Coronavirus New Mexico

SANTA FE, N.M. (KRQE) – The New Mexico Supreme Court ruled Wednesday that the state does have the power to enact a Public Health Order and restrict or close indoor dining at restaurants.

In light of the governor’s announcement Wednesday, allowing indoor dining to resume at 25% capacity starting Aug. 29, the Chief Justice repeatedly asked if the hearing was even necessary. Both sides agreed that it was.

“The governor indicated that orders would be changed to allow indoor dining at 25% on Saturday [Aug. 29], but its fully possible a month from now orders will be issued or changed again to completely close indoor dining,” said Angelo Artuso, attorney for restaurants.

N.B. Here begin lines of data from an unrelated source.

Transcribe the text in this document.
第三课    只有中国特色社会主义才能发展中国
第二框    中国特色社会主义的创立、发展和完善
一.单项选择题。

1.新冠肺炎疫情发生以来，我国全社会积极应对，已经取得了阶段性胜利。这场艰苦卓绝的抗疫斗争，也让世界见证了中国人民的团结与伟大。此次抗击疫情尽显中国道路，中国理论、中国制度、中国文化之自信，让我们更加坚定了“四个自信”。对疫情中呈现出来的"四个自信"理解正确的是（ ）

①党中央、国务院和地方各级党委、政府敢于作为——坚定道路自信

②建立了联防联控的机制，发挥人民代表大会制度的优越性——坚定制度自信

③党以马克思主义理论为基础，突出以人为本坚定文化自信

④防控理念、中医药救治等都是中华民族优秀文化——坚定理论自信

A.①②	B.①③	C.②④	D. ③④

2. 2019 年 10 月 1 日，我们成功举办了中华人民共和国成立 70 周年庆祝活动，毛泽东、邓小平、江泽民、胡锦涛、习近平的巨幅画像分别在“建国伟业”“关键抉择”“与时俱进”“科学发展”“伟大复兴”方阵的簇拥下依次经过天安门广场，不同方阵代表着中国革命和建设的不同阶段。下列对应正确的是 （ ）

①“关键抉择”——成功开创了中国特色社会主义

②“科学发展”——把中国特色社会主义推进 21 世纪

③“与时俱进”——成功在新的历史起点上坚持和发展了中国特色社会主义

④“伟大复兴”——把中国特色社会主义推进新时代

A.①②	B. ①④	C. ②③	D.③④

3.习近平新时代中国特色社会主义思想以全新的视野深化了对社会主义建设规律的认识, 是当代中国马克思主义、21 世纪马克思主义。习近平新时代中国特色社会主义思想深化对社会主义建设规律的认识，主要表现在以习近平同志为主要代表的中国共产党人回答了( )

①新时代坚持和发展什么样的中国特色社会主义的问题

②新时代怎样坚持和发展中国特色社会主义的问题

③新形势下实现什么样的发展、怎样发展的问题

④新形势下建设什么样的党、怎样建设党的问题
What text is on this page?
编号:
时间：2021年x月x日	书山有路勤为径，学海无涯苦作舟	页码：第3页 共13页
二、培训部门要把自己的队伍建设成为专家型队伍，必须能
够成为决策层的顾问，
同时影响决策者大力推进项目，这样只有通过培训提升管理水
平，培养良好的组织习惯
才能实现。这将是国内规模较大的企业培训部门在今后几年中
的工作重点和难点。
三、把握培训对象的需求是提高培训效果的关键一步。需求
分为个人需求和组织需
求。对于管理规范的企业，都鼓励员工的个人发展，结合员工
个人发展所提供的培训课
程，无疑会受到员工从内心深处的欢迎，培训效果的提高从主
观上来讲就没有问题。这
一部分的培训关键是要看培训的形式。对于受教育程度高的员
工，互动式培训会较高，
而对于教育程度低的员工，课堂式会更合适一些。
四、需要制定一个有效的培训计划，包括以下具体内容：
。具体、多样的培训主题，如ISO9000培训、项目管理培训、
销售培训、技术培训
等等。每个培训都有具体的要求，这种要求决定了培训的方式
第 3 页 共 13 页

Wednesday’s hearing stems from a lawsuit filed by six restaurants and the New Mexico Restaurant Association soon after restaurants were forced to close indoor dining in July. At that time, New Mexico was seeing a spike in daily new coronavirus cases.

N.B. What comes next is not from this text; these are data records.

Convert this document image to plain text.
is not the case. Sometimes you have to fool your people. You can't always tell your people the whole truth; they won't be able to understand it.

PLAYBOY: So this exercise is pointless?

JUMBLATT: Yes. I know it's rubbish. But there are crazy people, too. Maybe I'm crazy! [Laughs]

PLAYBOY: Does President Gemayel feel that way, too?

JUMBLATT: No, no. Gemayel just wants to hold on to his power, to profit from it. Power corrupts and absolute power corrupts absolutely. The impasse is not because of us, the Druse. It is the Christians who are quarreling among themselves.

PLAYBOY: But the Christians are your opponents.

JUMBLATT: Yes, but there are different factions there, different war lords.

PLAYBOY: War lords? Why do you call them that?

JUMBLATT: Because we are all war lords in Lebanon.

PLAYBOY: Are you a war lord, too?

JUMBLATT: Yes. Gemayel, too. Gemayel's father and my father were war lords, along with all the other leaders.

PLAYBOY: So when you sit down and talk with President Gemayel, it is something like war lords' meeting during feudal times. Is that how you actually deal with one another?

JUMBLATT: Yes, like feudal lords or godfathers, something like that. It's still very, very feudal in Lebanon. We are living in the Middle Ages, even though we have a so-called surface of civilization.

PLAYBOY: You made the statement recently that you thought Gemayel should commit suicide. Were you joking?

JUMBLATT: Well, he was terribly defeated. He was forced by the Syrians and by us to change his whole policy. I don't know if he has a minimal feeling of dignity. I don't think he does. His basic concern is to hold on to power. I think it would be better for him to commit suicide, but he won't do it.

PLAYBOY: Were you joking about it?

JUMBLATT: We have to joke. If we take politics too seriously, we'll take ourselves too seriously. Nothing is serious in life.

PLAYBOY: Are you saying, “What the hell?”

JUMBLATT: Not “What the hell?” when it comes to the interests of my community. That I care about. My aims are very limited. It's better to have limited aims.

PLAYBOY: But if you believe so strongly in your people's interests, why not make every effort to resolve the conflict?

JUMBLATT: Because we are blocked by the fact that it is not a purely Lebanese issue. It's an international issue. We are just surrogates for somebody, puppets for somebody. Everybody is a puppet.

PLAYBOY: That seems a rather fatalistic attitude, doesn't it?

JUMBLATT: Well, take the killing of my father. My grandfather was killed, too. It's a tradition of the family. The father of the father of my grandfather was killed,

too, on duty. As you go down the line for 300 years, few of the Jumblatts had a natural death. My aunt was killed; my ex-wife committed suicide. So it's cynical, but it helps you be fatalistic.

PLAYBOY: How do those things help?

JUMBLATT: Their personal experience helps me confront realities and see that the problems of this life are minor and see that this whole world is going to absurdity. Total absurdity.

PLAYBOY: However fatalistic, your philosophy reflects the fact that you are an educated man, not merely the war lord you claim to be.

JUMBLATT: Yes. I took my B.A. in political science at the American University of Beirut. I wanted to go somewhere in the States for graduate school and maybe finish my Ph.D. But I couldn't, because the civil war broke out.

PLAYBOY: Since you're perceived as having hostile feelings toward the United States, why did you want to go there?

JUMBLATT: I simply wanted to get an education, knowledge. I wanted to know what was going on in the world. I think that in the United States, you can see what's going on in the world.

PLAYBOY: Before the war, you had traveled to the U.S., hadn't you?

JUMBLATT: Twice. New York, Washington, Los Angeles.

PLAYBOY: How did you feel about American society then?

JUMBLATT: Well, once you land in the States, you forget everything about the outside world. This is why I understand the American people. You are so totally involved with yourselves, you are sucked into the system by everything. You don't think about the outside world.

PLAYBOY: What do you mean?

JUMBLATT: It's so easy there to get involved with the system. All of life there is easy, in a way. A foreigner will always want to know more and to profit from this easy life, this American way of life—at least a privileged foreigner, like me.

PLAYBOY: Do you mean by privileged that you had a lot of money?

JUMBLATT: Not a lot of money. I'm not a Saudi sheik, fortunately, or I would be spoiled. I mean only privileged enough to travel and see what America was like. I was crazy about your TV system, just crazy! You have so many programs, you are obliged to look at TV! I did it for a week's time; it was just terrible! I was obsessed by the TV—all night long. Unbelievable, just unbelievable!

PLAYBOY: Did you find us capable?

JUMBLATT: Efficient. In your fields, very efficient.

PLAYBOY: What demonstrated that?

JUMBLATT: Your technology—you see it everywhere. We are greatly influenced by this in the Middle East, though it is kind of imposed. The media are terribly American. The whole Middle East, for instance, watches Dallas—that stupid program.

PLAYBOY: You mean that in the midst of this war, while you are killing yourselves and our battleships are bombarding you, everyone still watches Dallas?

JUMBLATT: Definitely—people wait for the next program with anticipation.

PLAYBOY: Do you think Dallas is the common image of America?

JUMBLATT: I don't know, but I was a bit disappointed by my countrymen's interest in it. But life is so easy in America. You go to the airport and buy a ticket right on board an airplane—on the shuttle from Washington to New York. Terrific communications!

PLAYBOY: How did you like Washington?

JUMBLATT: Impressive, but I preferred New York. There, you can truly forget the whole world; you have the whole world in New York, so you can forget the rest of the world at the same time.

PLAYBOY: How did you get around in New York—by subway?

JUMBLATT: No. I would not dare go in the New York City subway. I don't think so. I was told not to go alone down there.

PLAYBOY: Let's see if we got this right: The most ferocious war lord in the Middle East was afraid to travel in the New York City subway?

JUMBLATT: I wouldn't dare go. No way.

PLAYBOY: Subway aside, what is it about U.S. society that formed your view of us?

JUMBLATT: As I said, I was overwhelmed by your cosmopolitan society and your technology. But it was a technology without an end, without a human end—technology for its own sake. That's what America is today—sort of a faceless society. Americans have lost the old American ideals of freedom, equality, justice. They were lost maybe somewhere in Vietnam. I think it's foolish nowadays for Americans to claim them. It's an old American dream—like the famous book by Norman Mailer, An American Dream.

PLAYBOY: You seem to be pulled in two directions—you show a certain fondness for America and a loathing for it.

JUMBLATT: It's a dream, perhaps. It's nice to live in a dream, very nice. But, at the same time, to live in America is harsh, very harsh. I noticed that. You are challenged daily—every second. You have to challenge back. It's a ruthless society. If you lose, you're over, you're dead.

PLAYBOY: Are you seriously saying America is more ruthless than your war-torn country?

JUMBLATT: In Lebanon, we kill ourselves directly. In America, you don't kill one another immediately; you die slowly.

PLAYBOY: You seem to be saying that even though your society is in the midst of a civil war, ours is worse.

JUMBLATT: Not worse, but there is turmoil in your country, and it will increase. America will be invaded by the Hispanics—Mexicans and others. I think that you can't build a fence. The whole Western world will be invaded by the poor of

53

“That person with a stroke of a pen has put tens of thousands of people out of work, has closed hundreds of restaurants. Surely the Constitution would allow the citizens of businesses affected by that ruling to put the state to its proof,” said attorney of restaurants Angelo Artuso.

In the lawsuit, restaurants wanted to operate at 50% capacity for indoor dining. “I would say that what the real parties in interest claim are arbitrary and capricious and done unreasonably was actually done. Again, based in the context of a very serious spike in cases, an increase in rapid responses to restaurants which is documented by their own expert,” said Matthew Garcia, attorney for the state.

Even before Wednesday’s hearing, restaurants were halfway to their goal of 50% capacity for indoor dining with the governor announcing restaurants can open at 25% capacity starting Saturday.

“We’re a little baffled since we have a Supreme Court hearing in less than an hour,” said CEO of NM Restaurant Association, Carol Wight.

The attorney for the restaurants also argued the governor should not be able to envoke a Public Health Order without essentially going to court and making her case. Earlier this month, the New Mexico Supreme Court did rule that the governor does have the power to enforce the Public Health Order by threatening $5,000 a day fines to businesses who violate the order.

The Justices also ordered a District Court judge who originally ruled restaurants could serve indoors violating the order, to dismiss the case entirely.

Statement from the New Mexico Restaurant Association

“The governor and, now state Supreme Court, have sufficiently crushed the hope of New Mexico restaurants and today’s decision by the court reiterates the despair our industry faces during this pandemic. The timing of the governor’s reopening at 25% is not lost on us, of course, we are happy to reopen at all. But the NM Supreme Court made it clear that there is no effective process in place to question a public health order. It is baffling that our state leadership continues to ignore the livelihoods of servers, cooks, and dishwashers, as well as the long-term economic impact of this prolonged closure.  This is not data, not science, it is bad politics and restaurants remain at the mercy of the governor.”